En effet, ces pistolets sont fabriqués à partir de matériaux synthétiques (ce qui les rend fragiles à l'usage et de piètre qualité), ce qui fait que les portiques de détection métallique sont incapables de les détecter. Cet argument est souvent avancé sans préciser que dans les aéroports, par exemple, les bagages passent aux scanners à rayon X. Ces derniers sont techniquement capables de détecter une arme. Bien sûr, la détection serait beaucoup plus compliquée si l'arme est en pièces détachées. Ces armes font aussi peur car elles sont intraçables. Elles ne possèdent aucun numéro de série, ce rend l'identification du possesseur de l'arme impossible pour la police.

 

Réguler les imprimantes 3D ?

Pour tenter de résoudre ce problème, en octobre 2018, une équipe de chercheurs de l'université de Buffalo (New York) avaient mis au point un logiciel qui devait permettre de retrouver la machine à l'origine de n'importe quel objet imprimé en 3D. Wenyao Xu, professeur en informatique et en ingénierie, avait découvert que chaque imprimante 3D laissait une empreinte sur les objets qu'elle crée, des sortes d'imperfections minimes.

 

 

Pour réellement fonctionner, le logiciel "PrinTacker" aurait besoin d'une base de données répertoriant chaque machine avec son empreinte. Cette dernière n'existe toujours pas pour une raison simple : il faudrait d'abord réglementer les imprimantes 3D, dans la mesure où leurs "empreintes" devraient être enregistrées dans une base de données en même temps que les informations d'identification de celui qui les achète. Une solution peu réaliste.

 

Et en France ?

En France, la question est rapidement réglée. L'article L.317-1-1 du code de la sécurité intérieure interdit la production d'arme sans autorisation.
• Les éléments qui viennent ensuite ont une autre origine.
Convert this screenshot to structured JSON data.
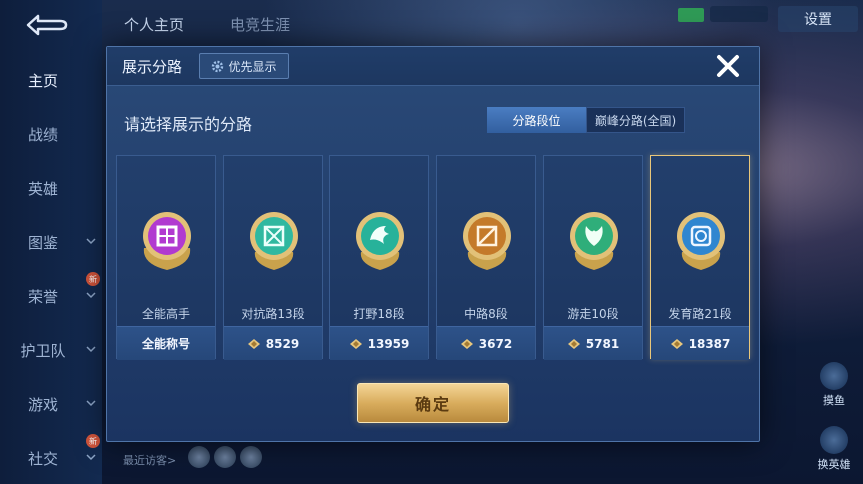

Mais même autorisée, une personne ne pourra légalement porter cette arme car par nature, elle ne possède aucun marquage, ce qui est obligatoire dans la législation française. Cette absence d'enregistrement empêcherait encore une fois la police de remonter jusqu'au fabricant ou propriétaire de l'engin en cas d'infraction. Reste que n'importe qui disposant des maquettes 3D de ces armes et d'une imprimante 3D adéquate peut produire une arme de ce type, qu'il se trouve en France ou ailleurs.

 

Et finalement, Defense Distributed n'est-il pas l'arbre qui cache la forêt ? En effet, Defense Distributed n'est pas le seul organisme à diffuser des plans pour créer des armes. Des tutoriels existent même sur YouTube... Rand Europe et l'Université de Manchester ont réalisé une étude publiée en juillet 2017 qui montre l'ampleur du phénomène sur le "dark web", où des plans sont disponibles pour 12 dollars seulement. Il y a donc fort à parier que la boîte de Pandore ne pourra pas être refermée.